The Pendle Wizz bus ran every hour from Burnley bus station to Colne along the M65 motorway, then on to Barnoldswick and Skipton. The route had its own branded buses: three Wright Eclipse Gemini bodied Volvo B7TLs with a two tone purple and orange livery, USB charging, and free WiFi on board.

It was announced in spring 2023 that the Pendle Wizz was to be withdrawn due to low passenger numbers. The last day of service was on 15 April 2023.

=== Ribble Country ===
The Ribble Valley local services were retendered in 2021, and Transdev won multiple tenders for these routes. To operate the routes, they invested in a fleet of 18 Mellor minibuses for use on these tendered routes in and around Colne, Nelson, Burnley and Clitheroe. These routes were supplemented by funding from Lancashire County Council.

In 2023, they were put up for retendering again, and Transdev operated their last services on the Ribble Country network on 15 April 2023.

=== CityZap Manchester ===
In November 2017, a limited-stop express service running directly between Leeds and Manchester via the M62 was introduced, branded as CityZap. Similar to the other CityZap service between York and Leeds operated by sister company Yorkshire Coastliner, the service aimed to attract motorists and provide a competitive alternative to the railway.

The service was notable for its use of sat-nav equipment to choose the quickest route and avoid congestions.

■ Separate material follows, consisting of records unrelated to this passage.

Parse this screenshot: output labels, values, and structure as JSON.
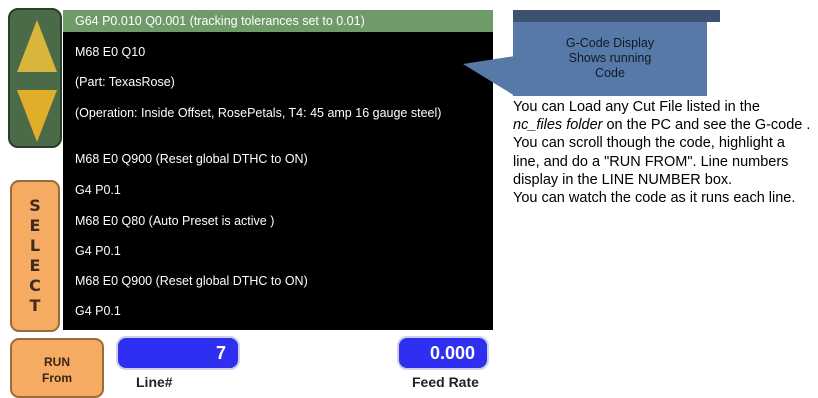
{
  "code_display": {
    "lines": [
      "G64 P0.010 Q0.001 (tracking tolerances set to 0.01)",
      "M68 E0 Q10",
      "(Part: TexasRose)",
      "(Operation: Inside Offset, RosePetals, T4: 45 amp 16 gauge steel)",
      "M68 E0 Q900  (Reset global DTHC to ON)",
      "G4 P0.1",
      "M68 E0 Q80  (Auto Preset is active )",
      "G4 P0.1",
      "M68 E0 Q900  (Reset global DTHC to ON)",
      "G4 P0.1"
    ]
  },
  "controls": {
    "up_icon": "arrow-up-icon",
    "down_icon": "arrow-down-icon",
    "select_letters": [
      "S",
      "E",
      "L",
      "E",
      "C",
      "T"
    ],
    "run_from_line1": "RUN",
    "run_from_line2": "From",
    "line_number_value": "7",
    "line_number_label": "Line#",
    "feed_rate_value": "0.000",
    "feed_rate_label": "Feed Rate"
  },
  "callout": {
    "line1": "G-Code Display",
    "line2": "Shows running",
    "line3": "Code"
  },
  "description": {
    "part1": "You can Load any Cut File listed in the ",
    "folder": "nc_files folder",
    "part2": " on the PC and see the G-code .   You can scroll though the code, highlight a line, and do a \"RUN FROM\". Line numbers display in the LINE NUMBER box.",
    "part3": "You can watch the code as it runs each line."
  },
  "colors": {
    "highlight": "#6f9a6a",
    "orange_button": "#f5ab62",
    "blue_box": "#2f2ff2",
    "callout": "#5679a7"
  }
}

The service operated with a fleet of four Wright Eclipse Urban 2 bodied Volvo B7RLE vehicles, branded for the route in a silver/red livery, and featured free WiFi and USB charging capabilities.

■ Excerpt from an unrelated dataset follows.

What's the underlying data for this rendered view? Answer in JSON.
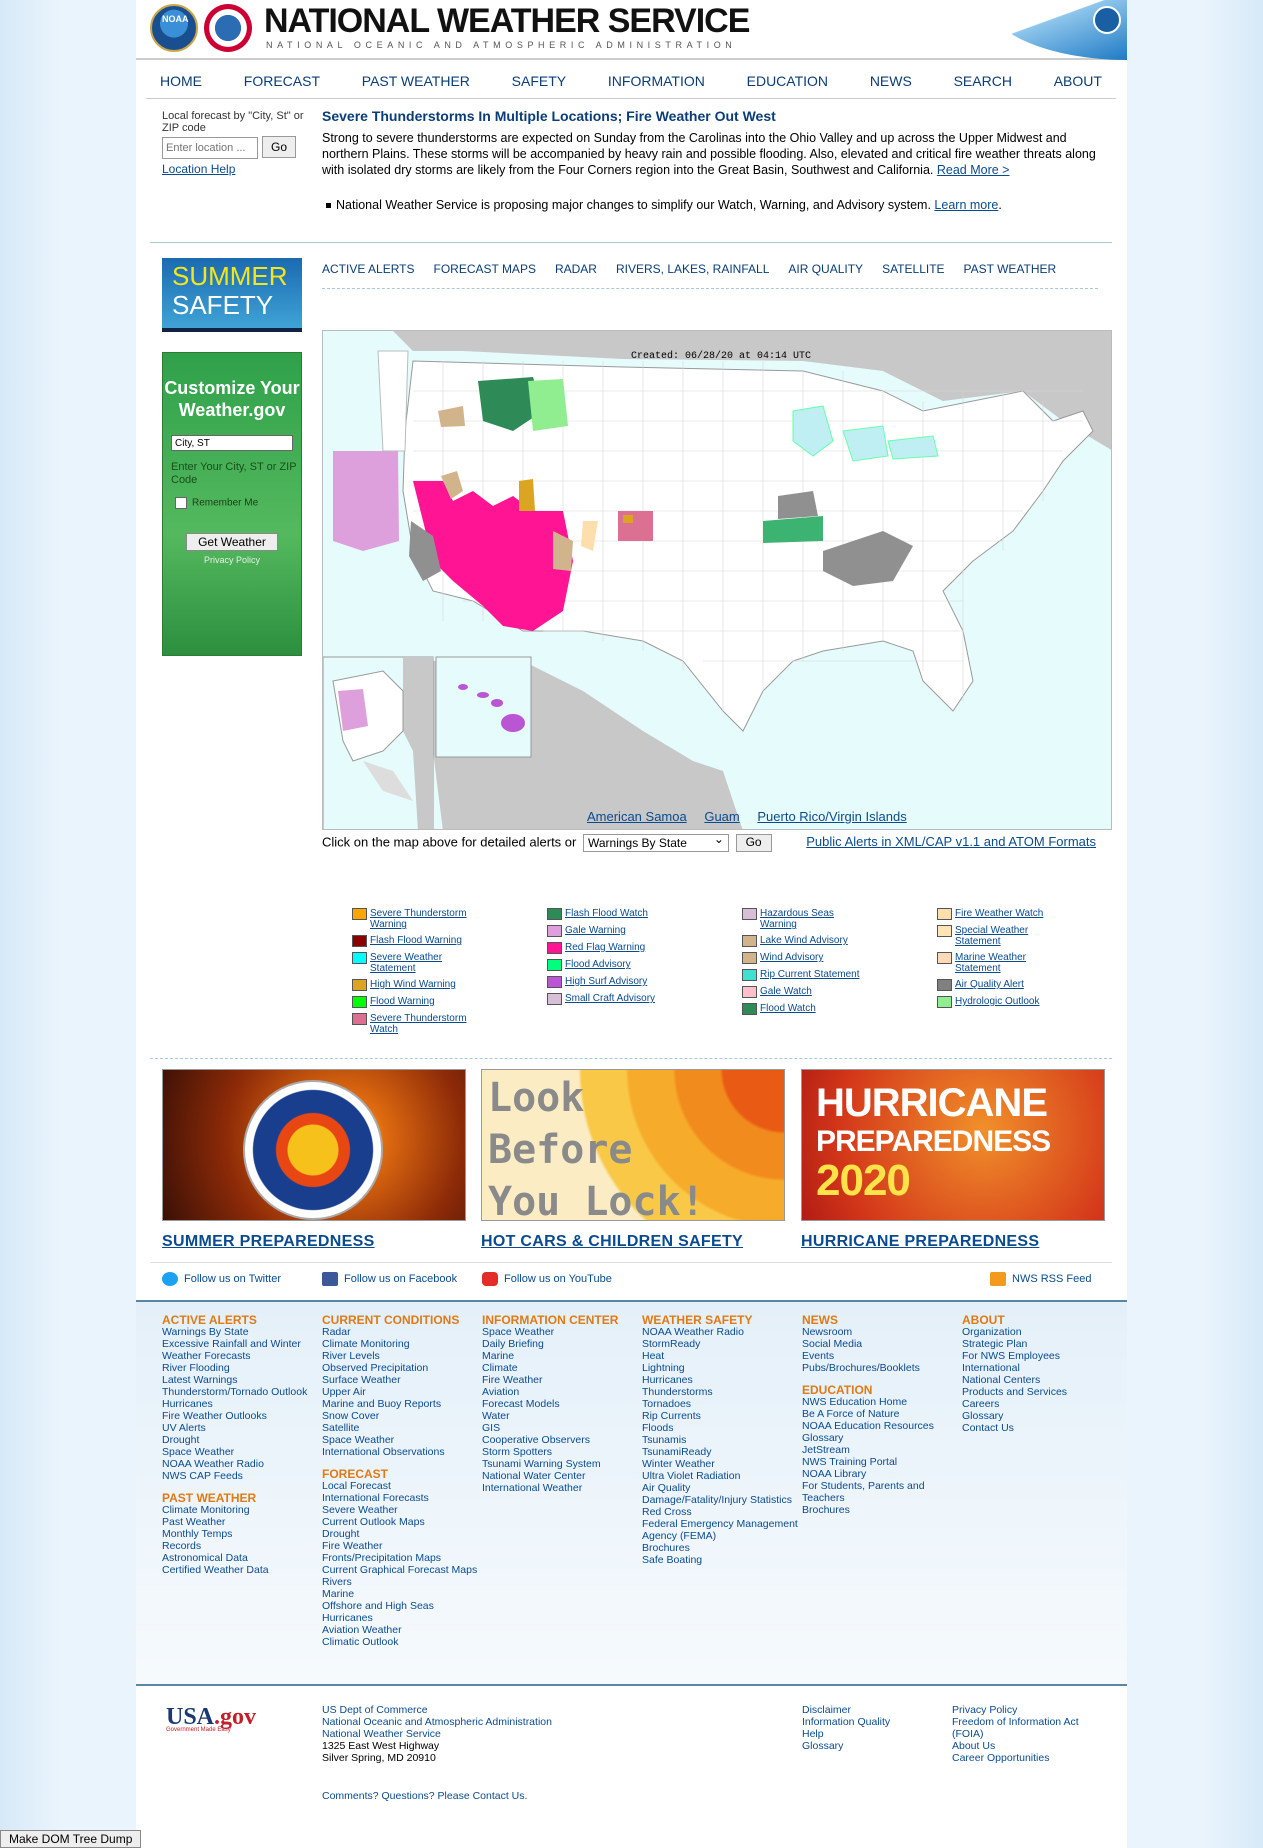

The service was withdrawn in July 2018, owing to low passenger numbers.

=== Burnley Connect ===
This brand was created in 2015 to provide a new, fresh look for the Burnley local services: routes 1/1A/1B/1C, 2, 4/5, 8/8A and 9. The refresh coincided with the introduction of a fleet of Wright Streetlites in a two tone red and burgundy livery which was similar to the Mainline livery at the time. One of the buses carried a special promotional livery for the local football team.

The Wright Streetlites purchased new for these services have since moved to Rosso and presently operate with the Blackburn Bus Company.

=== Starship ===
In 2006, what was then Transdev Burnley & Pendle rebranded their local routes, investing in a fleet of Cummins-engined Optare Versa buses branded as "Transdev starship" wearing an orange and yellow livery. This brand was created to oversee the bus services in and around Burnley that were not already branded. The Starship branded fleet was added to over the years with two further Optare Versas in 2012 as well as older vehicles including Optare Solos, Dennis Darts and Leyland Olympians. The last Starship branded buses operated in 2015, when another rebrand of the network occurred.

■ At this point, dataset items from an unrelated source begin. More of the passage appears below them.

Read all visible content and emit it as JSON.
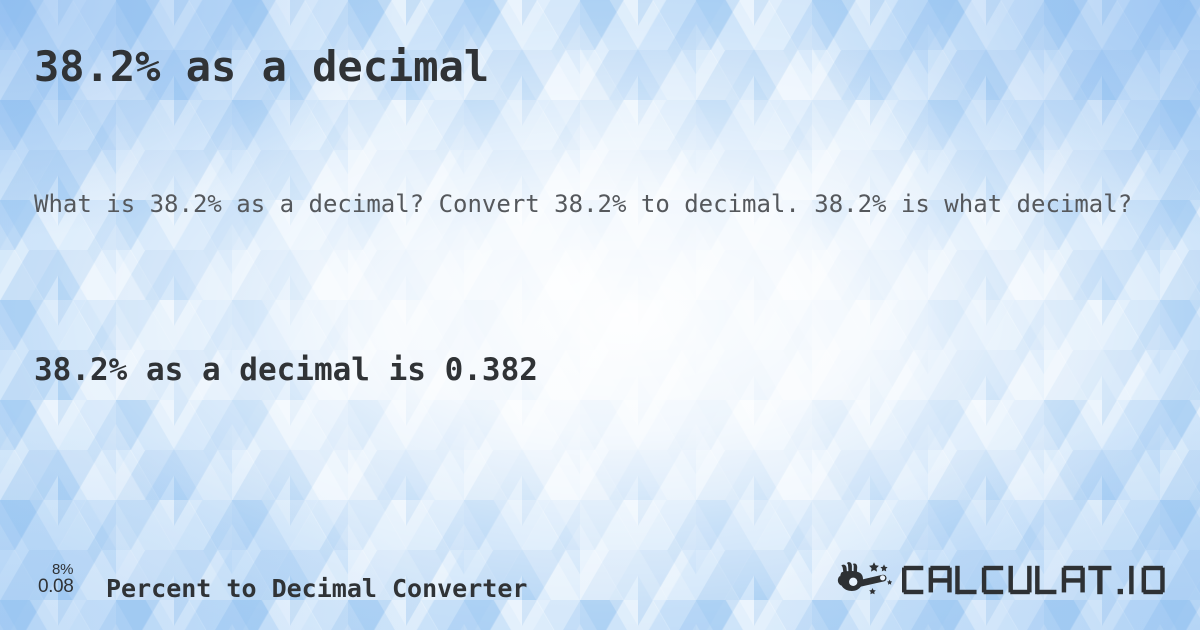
{
  "page": {
    "title": "38.2% as a decimal",
    "lead": "What is 38.2% as a decimal? Convert 38.2% to decimal. 38.2% is what decimal?",
    "answer": "38.2% as a decimal is 0.382"
  },
  "footer": {
    "icon": {
      "name": "percent-to-decimal-icon",
      "top": "8%",
      "bottom": "0.08"
    },
    "label": "Percent to Decimal Converter",
    "logo": {
      "name": "calculatio-logo",
      "mark": "hand-magic-wand-icon",
      "text": "CALCULAT.IO"
    }
  },
  "colors": {
    "background_blue": "#b7d8f7",
    "background_light": "#ffffff",
    "heading_text": "#303336",
    "body_text": "#55585c",
    "logo_text": "#2e3134"
  }
}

== Fleet and operations ==

=== Depots ===
As of January 2026, the company operates from a single depot in Burnley.

=== Vehicles ===
As of March 2024, the fleet consists of 79 buses. The fleet consists of diesel-powered single and double-deck buses manufactured by Wrightbus, Plaxton, Alexander Dennis and Optare, as well as minibuses manufactured by Mellor.